Addam frowned. "We don't have a cat."
He tried to keep frowning, but it apparently became quite difficult once he'd tilted his gaze down to the space between the flares of Minoth's pants and saw the fluffy little creature: "Minoth, that's Flora!"
"That's ridiculous. You want me to believe that that-" he pointed, and she meowed "-is Flora? Your wife? I mean, you might be a clown, but you're not that hopeless. No way I'll believe you made her up."
"Minoth..."
"Yeah?"
"I just said we don't have a cat. And you've MET Flora! More than only just!"
Minoth shook his head. "Doesn't matter. You looked at that cat and you said it was Flora, without even stopping a beat to think. There's something..." and here his knowledge about cats caught up with him, so he whispered "...fishy going on here."
"You think I don't know that?!" Addam wasn't whispering. "My wife, the person I love most in the world, has been turned into a cat, and my best friend" -the person you love second most in the world? Minoth thought with an involuntarily inmixed tone of pleading that he sharply dismissed- "doesn't seem like he's going to do anything to help me about it!"
"How do you KNOW that?"
"How do I know you're not going to help? The suspicious statements and lack of anxiety are a wonderful start, don't you think?!"
"Addam." His face, long and marked by a characteristic chin, fit easily between Minoth's palms. "You think your wife is a cat. I'm not anxious, I'm concerned."
Addam wrenched his face away. "Well," he pronounced poutily, "you've got a heck of a way of showing it."
Through it all, Flora-cat didn't seem to be too terribly concerned with watching her fellow occupants of the clean, spacious room. To be sure, their shoes and attached miscellaneous buckles made for plenty of scratchable, nuzzleable surfaces, but their ludicrous conversation itself? If she understood, it wasn't any big boon.
"So I do," Minoth said, eyes on the kitty. "What do you want me to do now? I'm game for anything except true love's kiss."
To Minoth's chagrin, Addam burst out into almost violent guffaws. "You're lying! You think you're going to work some reverse psychology mumbo-jumbo on me - or even better, you think you're going to get ME to kiss the cat!"

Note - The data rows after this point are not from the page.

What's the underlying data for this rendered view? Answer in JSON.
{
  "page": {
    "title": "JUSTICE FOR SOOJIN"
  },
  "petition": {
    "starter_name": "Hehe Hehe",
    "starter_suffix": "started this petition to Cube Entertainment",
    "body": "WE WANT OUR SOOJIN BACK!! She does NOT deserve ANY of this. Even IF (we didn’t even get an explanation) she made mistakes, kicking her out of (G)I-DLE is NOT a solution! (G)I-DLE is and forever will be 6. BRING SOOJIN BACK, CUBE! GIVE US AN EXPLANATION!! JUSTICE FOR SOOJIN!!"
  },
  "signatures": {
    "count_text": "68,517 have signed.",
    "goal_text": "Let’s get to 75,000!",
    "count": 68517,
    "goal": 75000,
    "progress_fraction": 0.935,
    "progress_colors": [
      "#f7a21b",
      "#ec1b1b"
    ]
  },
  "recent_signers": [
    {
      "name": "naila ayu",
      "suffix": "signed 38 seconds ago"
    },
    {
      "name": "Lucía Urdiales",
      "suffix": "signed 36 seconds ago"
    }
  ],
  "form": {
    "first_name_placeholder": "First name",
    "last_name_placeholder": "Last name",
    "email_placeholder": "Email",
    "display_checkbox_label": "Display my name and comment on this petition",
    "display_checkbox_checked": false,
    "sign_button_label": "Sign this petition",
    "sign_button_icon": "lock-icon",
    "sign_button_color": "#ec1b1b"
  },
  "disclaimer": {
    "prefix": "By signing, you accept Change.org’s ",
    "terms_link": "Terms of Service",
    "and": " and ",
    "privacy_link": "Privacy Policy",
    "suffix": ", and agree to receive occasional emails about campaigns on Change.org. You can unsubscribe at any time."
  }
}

She whipped her nose rather pointedly up at the speaker, which he didn't notice, busy as he was shouting, "Oh, it's ridiculous!"
So Minoth gave Flora a look. She met it, then tilted her head to one side in an obvious signal.
"Do you want ridiculous, or do you want your wife back?"
"I w- Minoth?"
Minoth raised his eyebrows coolly, all and none guile. "I'm just sayin' - don't be a scaredy-cat, now!"
(Both cheeks, freckle-recalling whiskerholes and all, did the trick, as per usual.)